All the jacks,queens,and kings are removed from a deck of $52$ playing cards. The remaining cards are well shuffled,and then one card is drawn at random. Giving ace a value of $1$ and similar values for other cards,find the probability that the card has a value:
$(i)$ $7$
$(ii)$ greater than $7$
$(iii)$ less than $7$

(N/A) Total cards in a deck = $52$.
Number of jacks = $4$,queens = $4$,kings = $4$. Total removed = $4 + 4 + 4 = 12$.

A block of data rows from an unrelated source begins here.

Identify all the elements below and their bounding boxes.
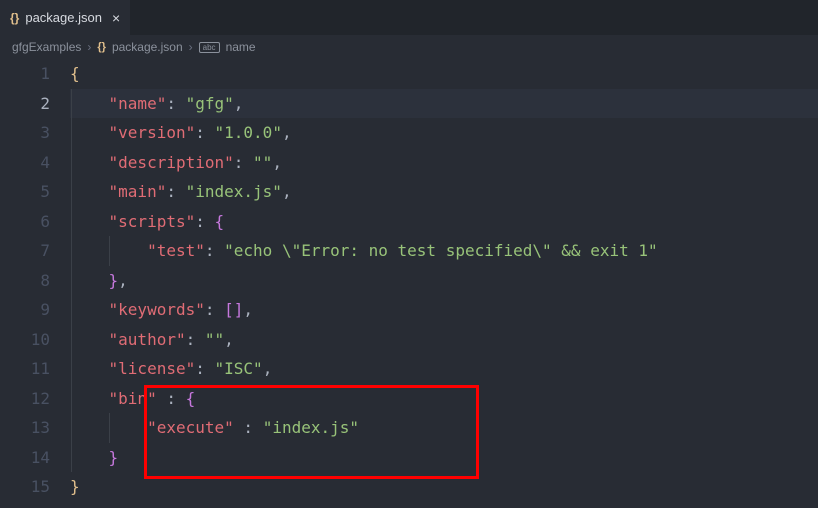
line-number: 7	[0, 236, 50, 266]
code-line: "author": "",	[70, 325, 818, 355]
editor-tab[interactable]: {} package.json ×	[0, 0, 130, 35]
code-line: "version": "1.0.0",	[70, 118, 818, 148]
line-number: 5	[0, 177, 50, 207]
code-line: }	[70, 443, 818, 473]
code-line: "scripts": {	[70, 207, 818, 237]
code-line: "keywords": [],	[70, 295, 818, 325]
line-number-gutter: 1 2 3 4 5 6 7 8 9 10 11 12 13 14 15	[0, 59, 70, 508]
string-icon: abc	[199, 42, 220, 53]
breadcrumb-file[interactable]: package.json	[112, 40, 183, 54]
breadcrumb[interactable]: gfgExamples › {} package.json › abc name	[0, 35, 818, 59]
breadcrumb-symbol[interactable]: name	[226, 40, 256, 54]
code-line: "bin" : {	[70, 384, 818, 414]
code-line: "license": "ISC",	[70, 354, 818, 384]
editor[interactable]: 1 2 3 4 5 6 7 8 9 10 11 12 13 14 15 { "n…	[0, 59, 818, 508]
line-number: 4	[0, 148, 50, 178]
line-number: 2	[0, 89, 50, 119]
line-number: 8	[0, 266, 50, 296]
line-number: 15	[0, 472, 50, 502]
chevron-right-icon: ›	[189, 40, 193, 54]
line-number: 14	[0, 443, 50, 473]
code-line: "execute" : "index.js"	[70, 413, 818, 443]
line-number: 6	[0, 207, 50, 237]
json-icon: {}	[97, 41, 106, 53]
line-number: 9	[0, 295, 50, 325]
chevron-right-icon: ›	[87, 40, 91, 54]
breadcrumb-folder[interactable]: gfgExamples	[12, 40, 81, 54]
code-line: "main": "index.js",	[70, 177, 818, 207]
line-number: 3	[0, 118, 50, 148]
code-area[interactable]: { "name": "gfg", "version": "1.0.0", "de…	[70, 59, 818, 508]
code-line: }	[70, 472, 818, 502]
tab-filename: package.json	[25, 10, 102, 25]
close-icon[interactable]: ×	[112, 10, 120, 26]
json-icon: {}	[10, 11, 19, 25]
tab-bar: {} package.json ×	[0, 0, 818, 35]
line-number: 11	[0, 354, 50, 384]
line-number: 13	[0, 413, 50, 443]
code-line: "description": "",	[70, 148, 818, 178]
code-line: },	[70, 266, 818, 296]
code-line: "test": "echo \"Error: no test specified…	[70, 236, 818, 266]
code-line: "name": "gfg",	[70, 89, 818, 119]
code-line: {	[70, 59, 818, 89]
line-number: 12	[0, 384, 50, 414]
line-number: 1	[0, 59, 50, 89]
line-number: 10	[0, 325, 50, 355]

Remaining cards $n(S) = 52 - 12 = 40$.
$(i)$ Let $E_1$ be the event of getting a card with value $7$. There are $4$ such cards (one of each suit).
$P(E_1) = \frac{n(E_1)}{n(S)} = \frac{4}{40} = \frac{1}{10}$.

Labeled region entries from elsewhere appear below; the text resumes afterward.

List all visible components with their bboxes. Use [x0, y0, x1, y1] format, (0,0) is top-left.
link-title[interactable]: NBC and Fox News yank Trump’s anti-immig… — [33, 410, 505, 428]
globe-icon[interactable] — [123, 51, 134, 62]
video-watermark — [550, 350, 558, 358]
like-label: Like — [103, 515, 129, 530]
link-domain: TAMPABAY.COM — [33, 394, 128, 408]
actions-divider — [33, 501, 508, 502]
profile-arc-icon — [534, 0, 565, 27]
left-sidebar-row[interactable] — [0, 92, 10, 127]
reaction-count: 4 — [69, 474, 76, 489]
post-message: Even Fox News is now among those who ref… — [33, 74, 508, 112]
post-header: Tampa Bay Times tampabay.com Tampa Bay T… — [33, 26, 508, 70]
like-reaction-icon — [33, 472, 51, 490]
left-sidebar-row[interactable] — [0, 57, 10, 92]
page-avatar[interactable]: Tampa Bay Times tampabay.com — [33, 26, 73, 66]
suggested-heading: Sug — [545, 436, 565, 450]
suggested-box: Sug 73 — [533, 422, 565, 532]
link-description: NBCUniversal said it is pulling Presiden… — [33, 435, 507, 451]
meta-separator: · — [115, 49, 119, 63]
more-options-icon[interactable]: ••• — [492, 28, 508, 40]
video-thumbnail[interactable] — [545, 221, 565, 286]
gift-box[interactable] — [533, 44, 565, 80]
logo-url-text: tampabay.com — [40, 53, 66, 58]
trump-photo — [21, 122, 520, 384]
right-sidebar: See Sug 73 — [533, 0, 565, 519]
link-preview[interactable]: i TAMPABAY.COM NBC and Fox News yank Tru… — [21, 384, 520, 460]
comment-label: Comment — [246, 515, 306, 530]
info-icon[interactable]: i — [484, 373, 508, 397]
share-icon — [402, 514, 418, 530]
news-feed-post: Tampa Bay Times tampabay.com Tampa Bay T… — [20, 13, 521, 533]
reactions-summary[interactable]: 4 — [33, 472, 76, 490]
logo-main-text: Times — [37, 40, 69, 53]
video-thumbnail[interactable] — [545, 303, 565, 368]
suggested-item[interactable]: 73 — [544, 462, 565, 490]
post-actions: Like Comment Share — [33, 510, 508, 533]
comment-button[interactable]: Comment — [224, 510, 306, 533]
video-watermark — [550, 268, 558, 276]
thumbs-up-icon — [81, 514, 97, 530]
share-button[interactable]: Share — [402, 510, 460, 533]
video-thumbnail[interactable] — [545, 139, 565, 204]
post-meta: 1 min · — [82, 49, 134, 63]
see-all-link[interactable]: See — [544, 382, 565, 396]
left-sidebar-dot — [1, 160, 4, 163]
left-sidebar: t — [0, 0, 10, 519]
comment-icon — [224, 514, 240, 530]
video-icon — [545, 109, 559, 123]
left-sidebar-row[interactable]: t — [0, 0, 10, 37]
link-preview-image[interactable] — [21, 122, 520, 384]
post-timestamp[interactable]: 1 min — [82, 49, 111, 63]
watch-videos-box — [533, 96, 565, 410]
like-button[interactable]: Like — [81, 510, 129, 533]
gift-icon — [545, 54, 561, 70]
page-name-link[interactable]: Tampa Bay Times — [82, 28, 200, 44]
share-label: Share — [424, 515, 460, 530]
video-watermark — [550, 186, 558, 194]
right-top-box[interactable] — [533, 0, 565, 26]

$(ii)$ Let $E_2$ be the event of getting a card with a value greater than $7$. The possible values are $8, 9, 10$. There are $3$ values,each with $4$ suits,so $n(E_2) = 3 \times 4 = 12$.
$P(E_2) = \frac{n(E_2)}{n(S)} = \frac{12}{40} = \frac{3}{10}$.
$(iii)$ Let $E_3$ be the event of getting a card with a value less than $7$. The possible values are $1, 2, 3, 4, 5, 6$. There are $6$ values,each with $4$ suits,so $n(E_3) = 6 \times 4 = 24$.
$P(E_3) = \frac{n(E_3)}{n(S)} = \frac{24}{40} = \frac{3}{5}$.